Composer Alan Fletcher (President and CEO of the Aspen School and Music Festival) received a commission from the Pittsburgh Orchestra, specifically for a work for their principal clarinettist, Martin Rusinek. Asked by Fletcher what he had in mind, Rusinek replied "the concerto that Barber never wrote for the clarinet". It would require a very brave and self-effacing composer indeed to attempt such a work, and the resulting première of Fletcher's new three-movement concerto is recorded on this disc.

Although Fletcher does not have anything like Barber's melodic gift, this is an interesting piece which does bear repeated hearings, although I found it often lacked contrast and dramatic fire.
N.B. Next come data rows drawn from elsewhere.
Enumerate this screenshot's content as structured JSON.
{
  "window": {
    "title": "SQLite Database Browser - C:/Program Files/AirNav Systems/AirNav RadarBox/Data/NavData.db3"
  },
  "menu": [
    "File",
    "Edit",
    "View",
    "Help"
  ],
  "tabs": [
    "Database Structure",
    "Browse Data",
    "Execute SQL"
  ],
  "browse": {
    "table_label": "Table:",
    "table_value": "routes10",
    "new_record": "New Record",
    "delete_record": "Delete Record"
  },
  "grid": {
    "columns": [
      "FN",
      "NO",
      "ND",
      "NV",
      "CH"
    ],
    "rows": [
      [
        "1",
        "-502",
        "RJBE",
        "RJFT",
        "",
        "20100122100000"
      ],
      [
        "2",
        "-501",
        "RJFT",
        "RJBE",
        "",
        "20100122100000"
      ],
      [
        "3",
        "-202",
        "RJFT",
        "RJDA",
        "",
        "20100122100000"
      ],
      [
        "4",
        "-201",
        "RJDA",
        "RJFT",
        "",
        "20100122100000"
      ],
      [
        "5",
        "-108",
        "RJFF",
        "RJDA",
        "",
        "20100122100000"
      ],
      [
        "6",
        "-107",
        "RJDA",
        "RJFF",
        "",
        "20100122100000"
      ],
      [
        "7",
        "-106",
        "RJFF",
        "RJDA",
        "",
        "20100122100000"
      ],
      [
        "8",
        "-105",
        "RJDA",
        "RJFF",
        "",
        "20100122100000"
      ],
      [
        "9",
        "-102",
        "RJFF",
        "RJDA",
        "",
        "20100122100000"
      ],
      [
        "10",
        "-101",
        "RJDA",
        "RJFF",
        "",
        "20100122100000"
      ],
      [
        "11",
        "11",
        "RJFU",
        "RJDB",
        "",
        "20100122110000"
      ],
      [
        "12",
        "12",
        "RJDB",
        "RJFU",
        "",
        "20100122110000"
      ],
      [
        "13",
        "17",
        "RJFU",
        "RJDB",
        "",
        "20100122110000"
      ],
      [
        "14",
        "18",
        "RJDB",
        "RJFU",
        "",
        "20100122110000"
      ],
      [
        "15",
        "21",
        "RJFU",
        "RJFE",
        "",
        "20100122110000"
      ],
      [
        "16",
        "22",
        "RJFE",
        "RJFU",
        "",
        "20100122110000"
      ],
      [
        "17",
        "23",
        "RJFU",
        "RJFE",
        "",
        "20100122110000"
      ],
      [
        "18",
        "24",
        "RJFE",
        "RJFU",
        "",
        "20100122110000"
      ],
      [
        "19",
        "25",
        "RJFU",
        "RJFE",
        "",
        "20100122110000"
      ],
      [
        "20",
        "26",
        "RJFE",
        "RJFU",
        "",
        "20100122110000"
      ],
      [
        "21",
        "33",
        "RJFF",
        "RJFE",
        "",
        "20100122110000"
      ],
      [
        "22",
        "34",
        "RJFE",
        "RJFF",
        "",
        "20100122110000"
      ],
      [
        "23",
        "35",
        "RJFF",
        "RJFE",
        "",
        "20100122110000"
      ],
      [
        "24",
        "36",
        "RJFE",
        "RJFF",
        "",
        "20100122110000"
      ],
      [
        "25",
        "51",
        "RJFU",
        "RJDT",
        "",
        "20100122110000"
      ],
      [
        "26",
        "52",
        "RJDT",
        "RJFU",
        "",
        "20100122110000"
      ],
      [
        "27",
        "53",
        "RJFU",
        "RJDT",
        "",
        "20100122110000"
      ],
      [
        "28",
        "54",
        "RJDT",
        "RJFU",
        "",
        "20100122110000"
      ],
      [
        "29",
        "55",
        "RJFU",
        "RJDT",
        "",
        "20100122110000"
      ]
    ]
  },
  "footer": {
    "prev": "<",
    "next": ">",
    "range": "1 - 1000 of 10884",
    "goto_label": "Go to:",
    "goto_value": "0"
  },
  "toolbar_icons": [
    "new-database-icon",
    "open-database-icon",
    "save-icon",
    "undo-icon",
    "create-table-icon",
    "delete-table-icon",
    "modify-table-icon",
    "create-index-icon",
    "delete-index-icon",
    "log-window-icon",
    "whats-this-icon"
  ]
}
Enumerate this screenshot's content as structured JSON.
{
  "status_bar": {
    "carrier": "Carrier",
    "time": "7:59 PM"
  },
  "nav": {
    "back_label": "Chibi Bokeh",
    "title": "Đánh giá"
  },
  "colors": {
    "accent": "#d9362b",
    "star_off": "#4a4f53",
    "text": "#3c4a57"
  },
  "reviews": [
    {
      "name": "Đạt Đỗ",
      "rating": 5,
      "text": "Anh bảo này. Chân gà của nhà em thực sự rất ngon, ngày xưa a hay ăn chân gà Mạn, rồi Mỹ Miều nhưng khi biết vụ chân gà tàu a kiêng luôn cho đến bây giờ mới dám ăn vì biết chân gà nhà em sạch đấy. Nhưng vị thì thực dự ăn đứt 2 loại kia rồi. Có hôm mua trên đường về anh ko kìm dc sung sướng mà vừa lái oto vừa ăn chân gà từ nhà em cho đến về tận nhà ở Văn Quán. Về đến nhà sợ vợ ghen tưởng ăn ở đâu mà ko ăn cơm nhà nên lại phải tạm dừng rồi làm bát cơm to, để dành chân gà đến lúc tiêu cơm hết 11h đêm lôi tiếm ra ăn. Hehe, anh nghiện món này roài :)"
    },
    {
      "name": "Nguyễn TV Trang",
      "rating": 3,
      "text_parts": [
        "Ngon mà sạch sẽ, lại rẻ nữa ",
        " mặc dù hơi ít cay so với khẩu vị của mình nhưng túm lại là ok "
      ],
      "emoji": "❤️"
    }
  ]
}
Despite some opening pungent harmonies, it is mainly tonal and lyrical, indeed pastoral in a Vaughan-Williams sort of vein in its slow movement. The finale I found rather disappointing, starting in a rather slow version of 'Presto' (this time) with a series of rising scales being exchanged between soloist and orchestra. It quickly looses momentum and thus sparkle, however. Still, I'm sure that clarinettists will welcome the new concerto; they are not exactly common in the repertoire. Rusinek's fine account was somewhat disturbed by changes in recording perspective; at times it was difficult to distinguish between the soloist and the orchestral clarinettist. The oddly muffled applause was polite rather than enthusiastic.

Honeck shows signs of being a Strauss interpreter of considerable talent. Unfortunately the orchestra was earthbound for the crucial first few bars of Heldenleben's infamous opening, a real trap for players. However, gravity was eventually overcome and the Hero's theme finally took wing impressively. Strauss' critics were well characterised, variously acerbic or grumpy, their wind polyphony knitted nicely, and concertmaster Andrés Cárdenes' solo violin had sweetness, sentimentality (as indicated by the composer) and fantasy. At times the opaque and flat sound-stage got in the way, particularly in the big climaxes, which were (at a good listening level) overbearing and verging on distortion. A dead-sounding bass drum with a mike too close did not help. Honeck made the affectionate quotations from Don Quixote, Till Eulenspiel, Don Juan and many other sources very clear in "The Hero's Works of Peace". In the final section, Strauss' picture of retirement was taken very slowly, almost a minute slower than Luisi or Janssons, but this was done with great feeling and superb control from the orchestra. Alas, the final swelling chord as recorded has some kind of low-frequency distortion-like crunching when the bass drum enters and conflicts with the tubas.

This concert has numerous musical attractions, but I tired of trying to hear these through Exton's synthetic sonics, and would only recommend purchase of this rather expensive disc if the programme is a must-have. What a relief to turn to Luisi (Strauss: Ein Heldenleben - Luisi) and Janssons (Strauss: Ein Heldenleben - Jansons) for easy-to-listen-to, truly transparent sound with wide, deep and stable orchestral imaging in Heldenleben. As a by-note, I compared Pentatone's recording of the Pittsburghers playing Brahms 4 in an empty Heinz Hall with Exton's live recording efforts. Although the hall's acoustic here was rendered (paradoxically) almost on the dry side by the Pentatone engineers, the breathtaking immediacy and realism of their sound-stage seemed to go well beyond the speakers and the orchestra's greater warmth was far more appealing to my ears.